Honestly I'm not even going to disagree with you here, but rather just point out that in that case you may as well just keep running it on the hardware you bought it to run on. If you're using 20 year old software there's no reason you can't keep using it on a 20 year old OS running on 20 year old hardware exactly as well as it ran when it was new. Just make sure you keep up on maintenance and part replacements and you should be good.Think about all the old software that was developed by single enthusiast developers who did no longer have the time to create a 64 bit version or simply died many years ago. I still remember the Apple keynote with an old grandma that had developed an app. Not sure if she is still alive, but at least her app should live forever. That is especially true for desktop apps. I still use some software from 1998 on my windows PC. It can only work with a single core, but at least it still works.
There also is a lot of software that does not really have any advantage from 64 bit.
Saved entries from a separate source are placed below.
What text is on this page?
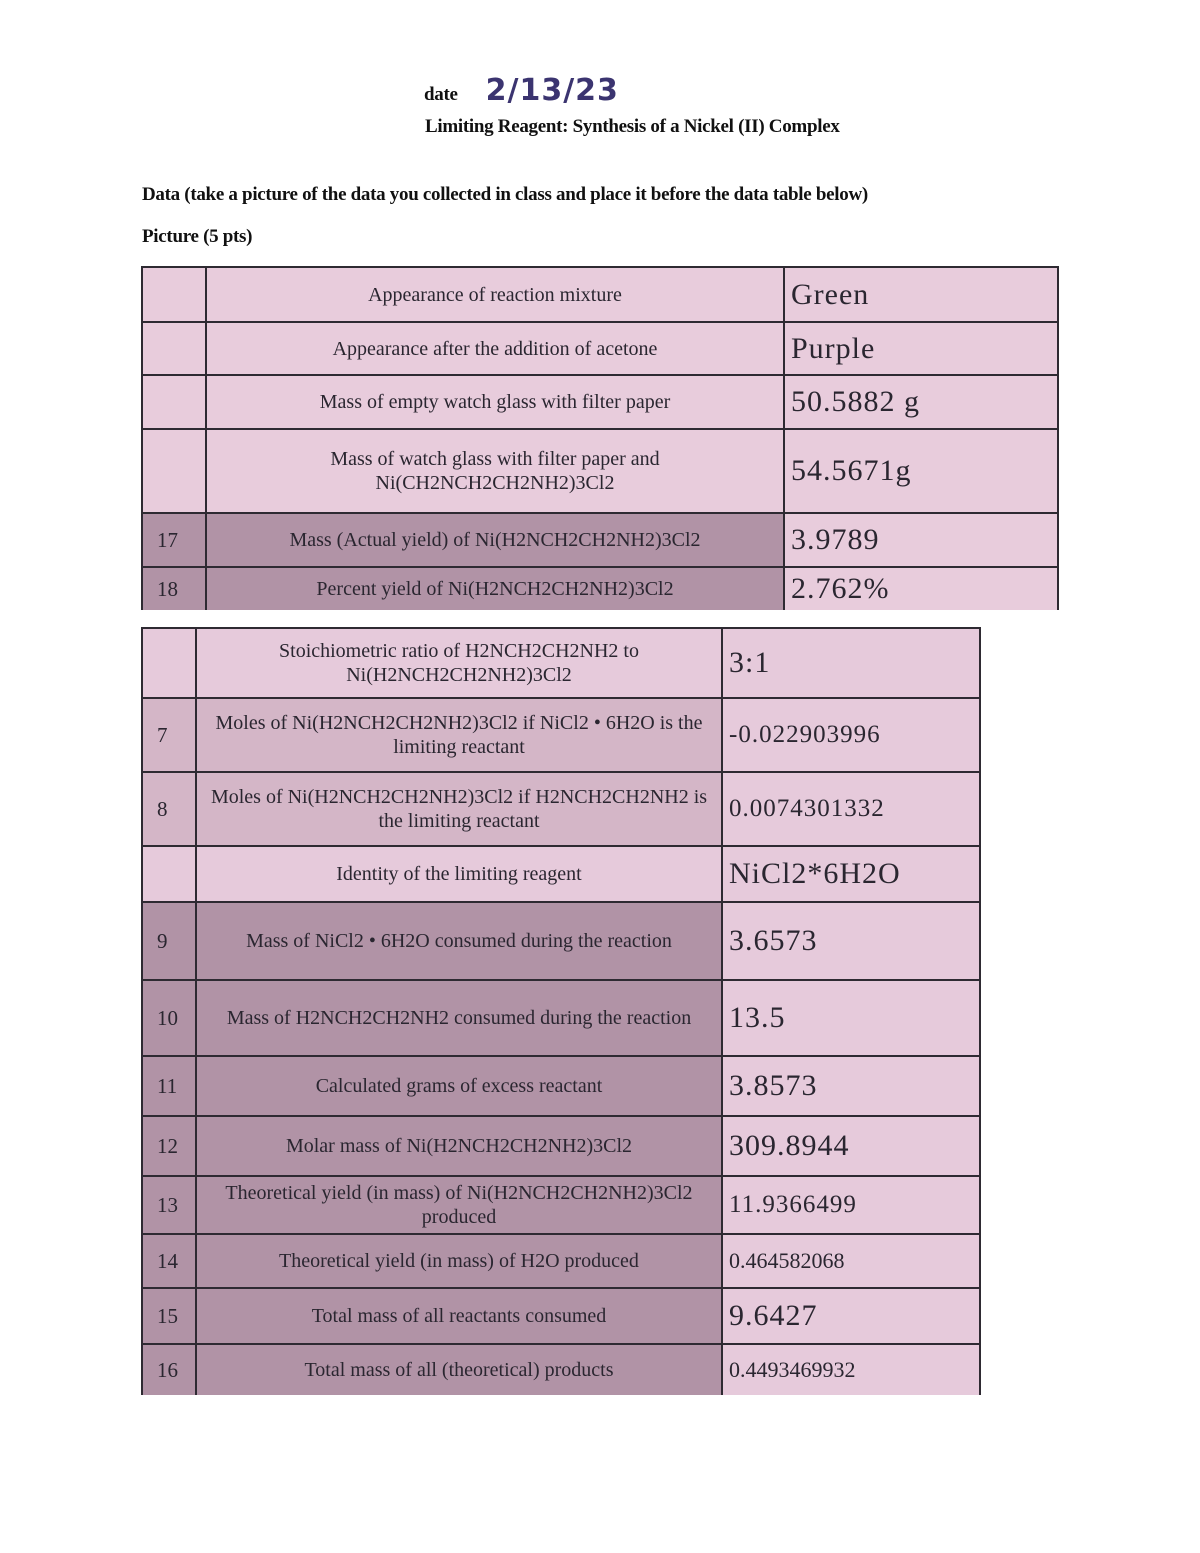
date 2/13/23
Limiting Reagent: Synthesis of a Nickel (II) Complex
Data (take a picture of the data you collected in class and place it before the data table below)
Picture (5 pts)
	Appearance of reaction mixture	Green
	Appearance after the addition of acetone	Purple
	Mass of empty watch glass with filter paper	50.5882 g
	Mass of watch glass with filter paper and Ni(CH2NCH2CH2NH2)3Cl2	54.5671g
17	Mass (Actual yield) of Ni(H2NCH2CH2NH2)3Cl2	3.9789
18	Percent yield of Ni(H2NCH2CH2NH2)3Cl2	2.762%
	Stoichiometric ratio of H2NCH2CH2NH2 to Ni(H2NCH2CH2NH2)3Cl2	3:1
7	Moles of Ni(H2NCH2CH2NH2)3Cl2 if NiCl2 • 6H2O is the limiting reactant	-0.022903996
8	Moles of Ni(H2NCH2CH2NH2)3Cl2 if H2NCH2CH2NH2 is the limiting reactant	0.0074301332
	Identity of the limiting reagent	NiCl2*6H2O
9	Mass of NiCl2 • 6H2O consumed during the reaction	3.6573
10	Mass of H2NCH2CH2NH2 consumed during the reaction	13.5
11	Calculated grams of excess reactant	3.8573
12	Molar mass of Ni(H2NCH2CH2NH2)3Cl2	309.8944
13	Theoretical yield (in mass) of Ni(H2NCH2CH2NH2)3Cl2 produced	11.9366499
14	Theoretical yield (in mass) of H2O produced	0.464582068
15	Total mass of all reactants consumed	9.6427
16	Total mass of all (theoretical) products	0.4493469932
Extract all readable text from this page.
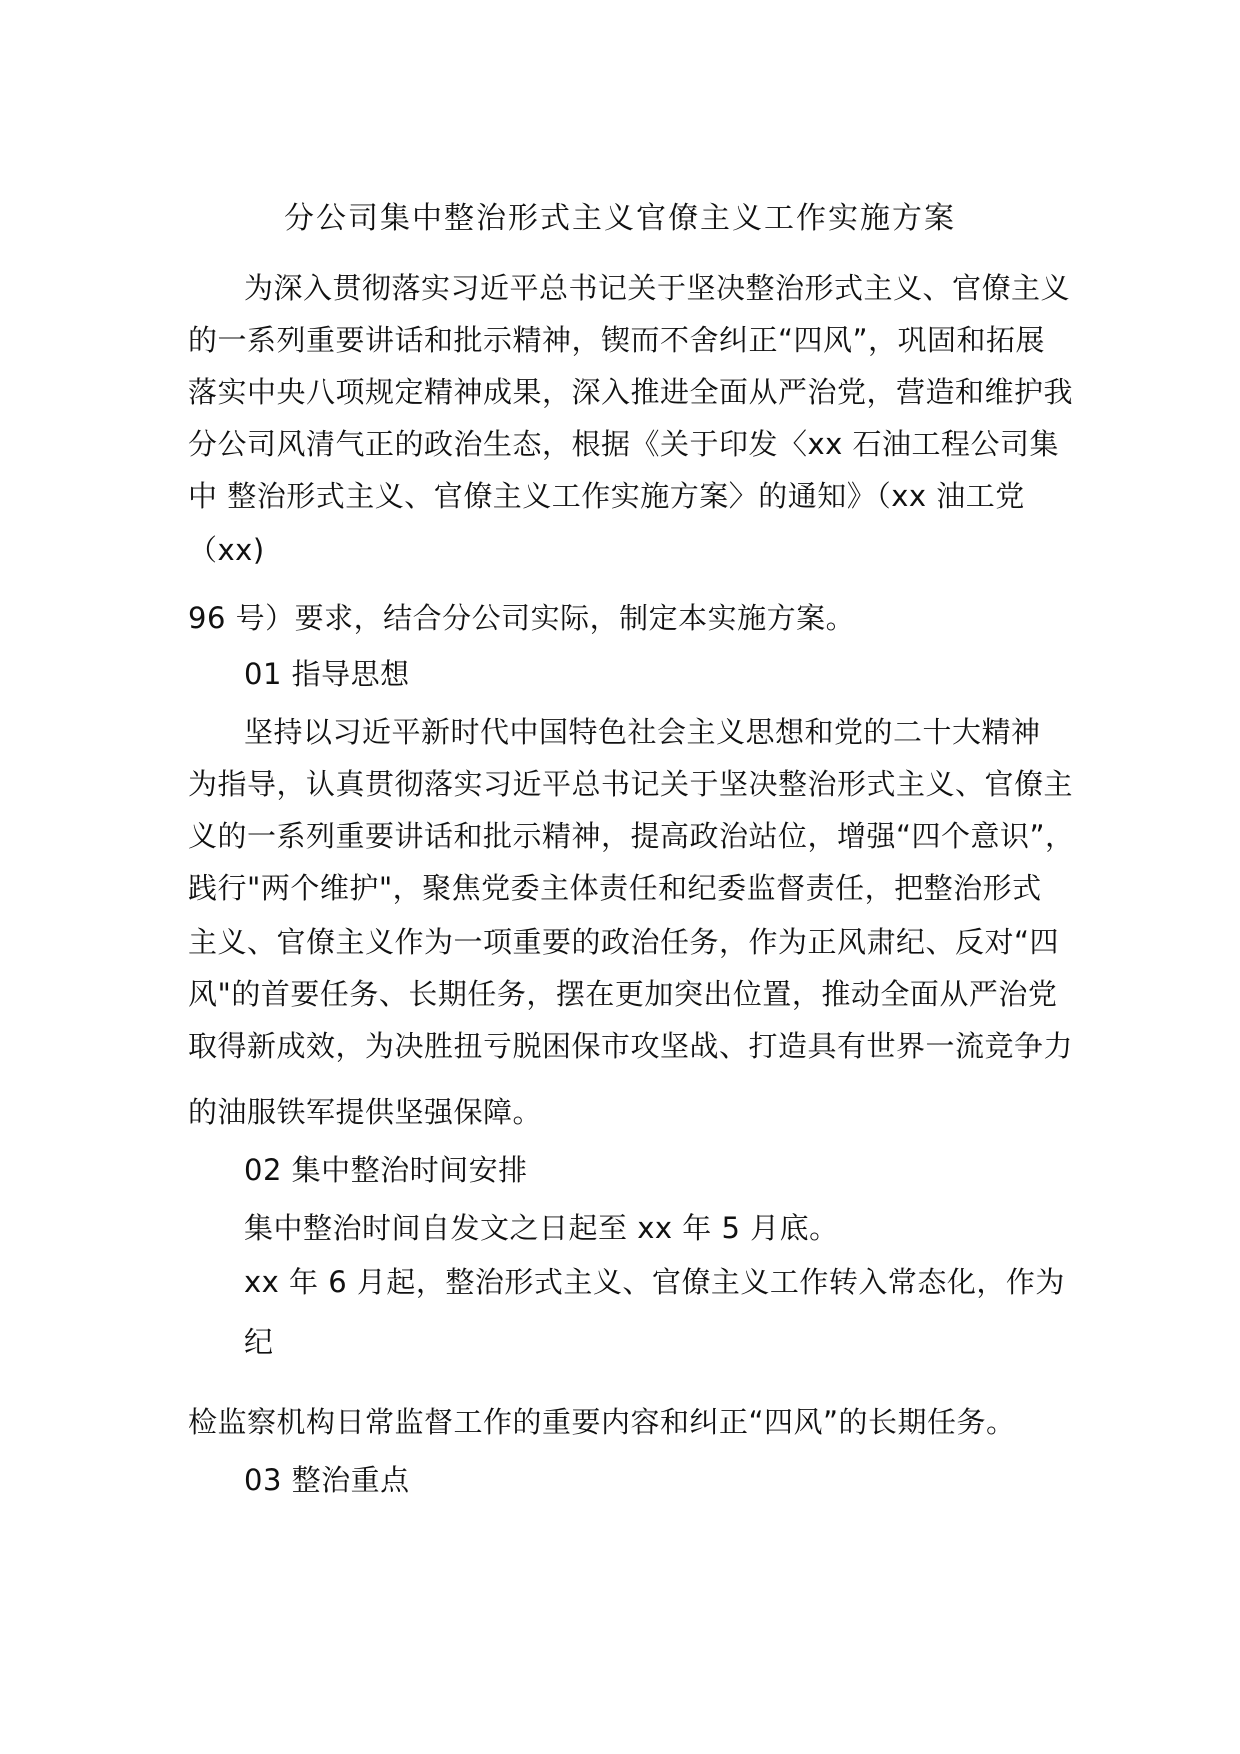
分公司集中整治形式主义官僚主义工作实施方案
为深入贯彻落实习近平总书记关于坚决整治形式主义、官僚主义
的一系列重要讲话和批示精神，锲而不舍纠正“四风”，巩固和拓展
落实中央八项规定精神成果，深入推进全面从严治党，营造和维护我
分公司风清气正的政治生态，根据《关于印发〈xx 石油工程公司集
中 整治形式主义、官僚主义工作实施方案〉的通知》（xx 油工党
（xx)
96 号）要求，结合分公司实际，制定本实施方案。
01 指导思想
坚持以习近平新时代中国特色社会主义思想和党的二十大精神
为指导，认真贯彻落实习近平总书记关于坚决整治形式主义、官僚主
义的一系列重要讲话和批示精神，提高政治站位，增强“四个意识”，
践行"两个维护"，聚焦党委主体责任和纪委监督责任，把整治形式
主义、官僚主义作为一项重要的政治任务，作为正风肃纪、反对“四
风"的首要任务、长期任务，摆在更加突出位置，推动全面从严治党
取得新成效，为决胜扭亏脱困保市攻坚战、打造具有世界一流竞争力
的油服铁军提供坚强保障。
02 集中整治时间安排
集中整治时间自发文之日起至 xx 年 5 月底。
xx 年 6 月起，整治形式主义、官僚主义工作转入常态化，作为
纪
检监察机构日常监督工作的重要内容和纠正“四风”的长期任务。
03 整治重点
Operating systems should support all software indefinitely. Sometimes you spent money on software two decades ago, but it would still work great today, if it still was supported. I do not want to buy new software just because of the operating system, as I hate any kind of updates. I still run Photoshop CS2, which is 18 years old.
And if folks are doing that here then this won't really affect them. Sure you might lose the ability to connect to Steam online eventually, but if the game is installed it should still run offline or in LAN configurations just fine basically indefinitely as far as I'm aware. It's unlikely it was getting any meaningful updates at this point anyhow.